La cámara que introduce los primeros planos de
El reverendo se acerca al alma de una vicaría silenciosa; se detiene frente a su coraza: esbelta y muda. Esta belleza telúrica ilumina la silueta del misterio con una austeridad tan apostólica como terrenal. Paul Schrader apuesta por la presencia monstruosa del combate religioso que, con paciencia eterna, espera la caída del ángel custodio: el reverendo Toller, cuyo esqueleto humano está por encima de una entidad espiritual proclive al desprendimiento.

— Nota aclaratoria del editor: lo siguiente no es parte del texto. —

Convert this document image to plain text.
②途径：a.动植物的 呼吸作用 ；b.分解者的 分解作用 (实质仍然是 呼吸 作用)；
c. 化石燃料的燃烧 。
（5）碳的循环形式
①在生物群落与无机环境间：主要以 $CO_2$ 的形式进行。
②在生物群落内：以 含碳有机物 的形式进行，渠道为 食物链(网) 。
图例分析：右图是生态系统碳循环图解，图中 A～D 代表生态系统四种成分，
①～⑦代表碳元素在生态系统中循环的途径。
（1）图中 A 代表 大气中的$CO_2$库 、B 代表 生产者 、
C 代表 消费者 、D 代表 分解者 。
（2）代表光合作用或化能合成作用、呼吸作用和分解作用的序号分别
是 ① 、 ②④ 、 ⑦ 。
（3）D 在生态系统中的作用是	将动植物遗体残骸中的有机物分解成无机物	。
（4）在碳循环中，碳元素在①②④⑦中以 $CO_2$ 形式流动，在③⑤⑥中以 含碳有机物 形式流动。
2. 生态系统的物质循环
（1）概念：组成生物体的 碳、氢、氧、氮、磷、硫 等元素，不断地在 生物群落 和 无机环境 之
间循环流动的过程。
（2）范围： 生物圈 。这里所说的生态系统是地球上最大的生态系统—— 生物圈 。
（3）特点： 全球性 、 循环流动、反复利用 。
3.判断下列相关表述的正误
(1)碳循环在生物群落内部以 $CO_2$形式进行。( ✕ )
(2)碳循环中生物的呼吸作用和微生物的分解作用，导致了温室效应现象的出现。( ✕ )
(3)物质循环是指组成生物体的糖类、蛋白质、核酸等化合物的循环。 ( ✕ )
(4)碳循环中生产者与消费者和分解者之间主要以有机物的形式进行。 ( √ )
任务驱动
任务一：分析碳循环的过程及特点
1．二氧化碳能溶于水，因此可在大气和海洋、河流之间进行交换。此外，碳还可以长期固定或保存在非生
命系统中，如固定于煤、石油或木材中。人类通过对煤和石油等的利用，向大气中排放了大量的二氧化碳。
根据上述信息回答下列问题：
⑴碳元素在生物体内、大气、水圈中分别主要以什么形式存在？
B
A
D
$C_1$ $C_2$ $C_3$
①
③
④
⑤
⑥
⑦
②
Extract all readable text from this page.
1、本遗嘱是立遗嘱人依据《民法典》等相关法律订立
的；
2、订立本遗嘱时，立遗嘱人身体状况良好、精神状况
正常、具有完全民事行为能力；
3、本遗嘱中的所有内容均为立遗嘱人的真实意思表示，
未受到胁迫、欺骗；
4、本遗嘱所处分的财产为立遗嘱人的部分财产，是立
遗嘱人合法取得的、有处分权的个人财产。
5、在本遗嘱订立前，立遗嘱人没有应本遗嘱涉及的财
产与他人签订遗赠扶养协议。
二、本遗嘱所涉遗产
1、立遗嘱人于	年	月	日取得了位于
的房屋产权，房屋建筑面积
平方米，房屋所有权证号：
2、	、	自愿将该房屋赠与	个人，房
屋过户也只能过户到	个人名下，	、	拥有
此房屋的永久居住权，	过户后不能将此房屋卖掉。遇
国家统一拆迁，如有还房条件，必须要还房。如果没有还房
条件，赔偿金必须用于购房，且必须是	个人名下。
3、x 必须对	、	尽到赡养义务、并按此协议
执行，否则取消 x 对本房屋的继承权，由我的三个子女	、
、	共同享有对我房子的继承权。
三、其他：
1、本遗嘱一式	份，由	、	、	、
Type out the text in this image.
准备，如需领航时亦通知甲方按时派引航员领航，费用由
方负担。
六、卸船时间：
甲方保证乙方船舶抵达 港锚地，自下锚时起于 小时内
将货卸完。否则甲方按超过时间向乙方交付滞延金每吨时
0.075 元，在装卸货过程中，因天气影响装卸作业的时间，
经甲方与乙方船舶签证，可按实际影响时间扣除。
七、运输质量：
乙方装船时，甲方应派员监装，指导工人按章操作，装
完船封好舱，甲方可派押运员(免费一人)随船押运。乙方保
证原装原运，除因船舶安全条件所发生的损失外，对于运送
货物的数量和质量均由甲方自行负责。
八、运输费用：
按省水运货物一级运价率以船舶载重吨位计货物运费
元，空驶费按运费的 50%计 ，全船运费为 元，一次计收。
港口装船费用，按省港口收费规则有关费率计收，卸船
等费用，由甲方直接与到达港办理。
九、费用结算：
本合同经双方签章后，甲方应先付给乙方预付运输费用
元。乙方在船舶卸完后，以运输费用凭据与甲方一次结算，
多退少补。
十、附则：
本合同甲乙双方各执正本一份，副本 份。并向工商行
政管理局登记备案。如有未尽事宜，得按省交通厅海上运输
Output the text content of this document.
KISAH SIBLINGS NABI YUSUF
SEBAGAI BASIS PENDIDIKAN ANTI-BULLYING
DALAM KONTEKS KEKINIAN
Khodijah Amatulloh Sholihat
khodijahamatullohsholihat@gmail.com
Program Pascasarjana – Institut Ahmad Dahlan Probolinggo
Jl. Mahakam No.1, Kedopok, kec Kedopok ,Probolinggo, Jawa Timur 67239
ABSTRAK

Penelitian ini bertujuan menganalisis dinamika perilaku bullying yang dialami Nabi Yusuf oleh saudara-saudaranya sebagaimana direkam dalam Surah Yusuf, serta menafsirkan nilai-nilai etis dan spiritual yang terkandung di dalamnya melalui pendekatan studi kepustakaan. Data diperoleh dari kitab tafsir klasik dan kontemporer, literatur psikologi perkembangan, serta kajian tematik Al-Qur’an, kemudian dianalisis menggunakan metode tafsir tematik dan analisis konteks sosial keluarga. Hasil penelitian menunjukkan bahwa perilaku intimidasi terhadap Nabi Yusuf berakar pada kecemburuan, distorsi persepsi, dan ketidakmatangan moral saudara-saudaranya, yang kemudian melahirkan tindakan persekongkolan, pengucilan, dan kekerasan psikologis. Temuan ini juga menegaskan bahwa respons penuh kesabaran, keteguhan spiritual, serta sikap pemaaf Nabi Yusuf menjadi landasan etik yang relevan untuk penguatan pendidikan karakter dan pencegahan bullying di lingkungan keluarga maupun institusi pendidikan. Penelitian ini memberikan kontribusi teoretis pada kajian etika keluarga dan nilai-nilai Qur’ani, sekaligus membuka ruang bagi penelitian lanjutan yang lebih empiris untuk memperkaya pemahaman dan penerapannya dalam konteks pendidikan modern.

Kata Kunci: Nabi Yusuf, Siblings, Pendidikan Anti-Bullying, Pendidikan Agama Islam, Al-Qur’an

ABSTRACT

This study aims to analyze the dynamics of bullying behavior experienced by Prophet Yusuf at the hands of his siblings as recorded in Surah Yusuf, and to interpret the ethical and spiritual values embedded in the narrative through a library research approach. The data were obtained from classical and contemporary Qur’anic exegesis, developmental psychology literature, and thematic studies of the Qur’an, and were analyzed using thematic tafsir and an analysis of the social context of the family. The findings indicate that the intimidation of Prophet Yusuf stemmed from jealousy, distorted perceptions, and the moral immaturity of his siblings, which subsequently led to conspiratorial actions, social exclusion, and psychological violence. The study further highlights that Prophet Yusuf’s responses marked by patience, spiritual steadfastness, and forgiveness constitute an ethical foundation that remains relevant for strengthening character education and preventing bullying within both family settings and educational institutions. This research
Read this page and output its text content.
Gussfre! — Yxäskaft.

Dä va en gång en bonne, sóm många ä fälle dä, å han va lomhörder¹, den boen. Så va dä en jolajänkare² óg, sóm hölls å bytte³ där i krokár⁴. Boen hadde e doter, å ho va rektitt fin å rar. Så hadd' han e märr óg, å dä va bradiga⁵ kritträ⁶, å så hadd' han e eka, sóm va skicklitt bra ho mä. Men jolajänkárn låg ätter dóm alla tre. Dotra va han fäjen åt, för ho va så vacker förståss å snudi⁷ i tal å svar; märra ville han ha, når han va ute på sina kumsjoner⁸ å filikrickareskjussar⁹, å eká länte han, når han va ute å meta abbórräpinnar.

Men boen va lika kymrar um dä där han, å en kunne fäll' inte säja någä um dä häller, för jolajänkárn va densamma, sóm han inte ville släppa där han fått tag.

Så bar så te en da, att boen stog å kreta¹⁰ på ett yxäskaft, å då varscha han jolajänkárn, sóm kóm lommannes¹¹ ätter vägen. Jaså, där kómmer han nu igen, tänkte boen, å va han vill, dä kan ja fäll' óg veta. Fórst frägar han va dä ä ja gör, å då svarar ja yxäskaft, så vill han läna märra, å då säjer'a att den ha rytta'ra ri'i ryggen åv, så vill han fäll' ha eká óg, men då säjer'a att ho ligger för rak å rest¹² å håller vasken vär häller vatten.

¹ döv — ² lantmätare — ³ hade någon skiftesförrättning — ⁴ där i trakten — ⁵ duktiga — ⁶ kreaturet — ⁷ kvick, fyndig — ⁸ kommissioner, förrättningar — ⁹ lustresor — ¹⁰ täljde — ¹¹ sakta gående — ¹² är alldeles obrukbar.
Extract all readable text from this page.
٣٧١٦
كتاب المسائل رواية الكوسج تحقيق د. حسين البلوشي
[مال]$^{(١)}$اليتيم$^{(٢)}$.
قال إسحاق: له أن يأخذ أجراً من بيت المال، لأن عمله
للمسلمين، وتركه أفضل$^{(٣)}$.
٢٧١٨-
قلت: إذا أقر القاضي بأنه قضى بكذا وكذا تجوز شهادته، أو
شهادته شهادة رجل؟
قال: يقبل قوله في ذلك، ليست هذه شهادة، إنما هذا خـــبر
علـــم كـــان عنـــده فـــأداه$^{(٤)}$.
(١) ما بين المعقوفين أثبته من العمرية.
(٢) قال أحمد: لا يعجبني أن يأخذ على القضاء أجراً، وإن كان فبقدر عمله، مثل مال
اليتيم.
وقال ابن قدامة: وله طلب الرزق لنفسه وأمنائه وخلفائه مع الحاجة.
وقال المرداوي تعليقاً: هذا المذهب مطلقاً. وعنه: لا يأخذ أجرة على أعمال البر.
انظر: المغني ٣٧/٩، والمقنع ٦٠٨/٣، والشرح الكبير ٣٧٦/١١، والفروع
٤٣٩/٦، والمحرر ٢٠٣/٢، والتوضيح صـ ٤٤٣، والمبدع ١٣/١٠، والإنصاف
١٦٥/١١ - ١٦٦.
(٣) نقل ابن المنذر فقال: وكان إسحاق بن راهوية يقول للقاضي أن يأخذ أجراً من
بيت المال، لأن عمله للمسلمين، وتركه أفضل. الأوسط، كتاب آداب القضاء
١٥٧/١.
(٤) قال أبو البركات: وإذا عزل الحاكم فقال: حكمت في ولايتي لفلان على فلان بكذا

La omnipresencia arquitectónica abraza las debilidades del mortal. Schrader, guionista de
La última tentación de Cristo, se acerca a
Haneke, urde un enigma de protagonismo simbólico, sale de la guarida en la que se había encerrado tras
Adam resucitado para atacar con la ferocidad de un individuo atormentado. Edifica, piedra a piedra, un ensayo visual sobre el desmoronamiento de el fe con el rigor de
Carl Theodor Dreyer.
Toller se debate entre la agonía espiritual de un hombre maltratado por la sociedad mientras resuelve sus dudas existenciales. El tormento carga las tintas contra un amor antiguo que hunde en el menosprecio. Mary (Amanda Seyfried) le pide consejo, preocupada por el futuro de su embarazo y el comportamiento extraño de un marido asentado en el radicalismo ecológico que hace peligrar la continuidad de su gestación. Su preñez, henchida de angustia, busca sosiego en este párroco gris. Los efectos especiales crean una levitación galáctica entre sábanas de sexo tántrico.
La contención del reverendo pétreo se agarra a una luz de racionalidad creyente; mantiene en carne abierta la lucha contra el dolor; sufre en silencio y termina cayendo en la tentación del exceso. Es la antítesis del fanatismo religioso, la ausencia de fervor creyente, el rostro de la tortura íntima.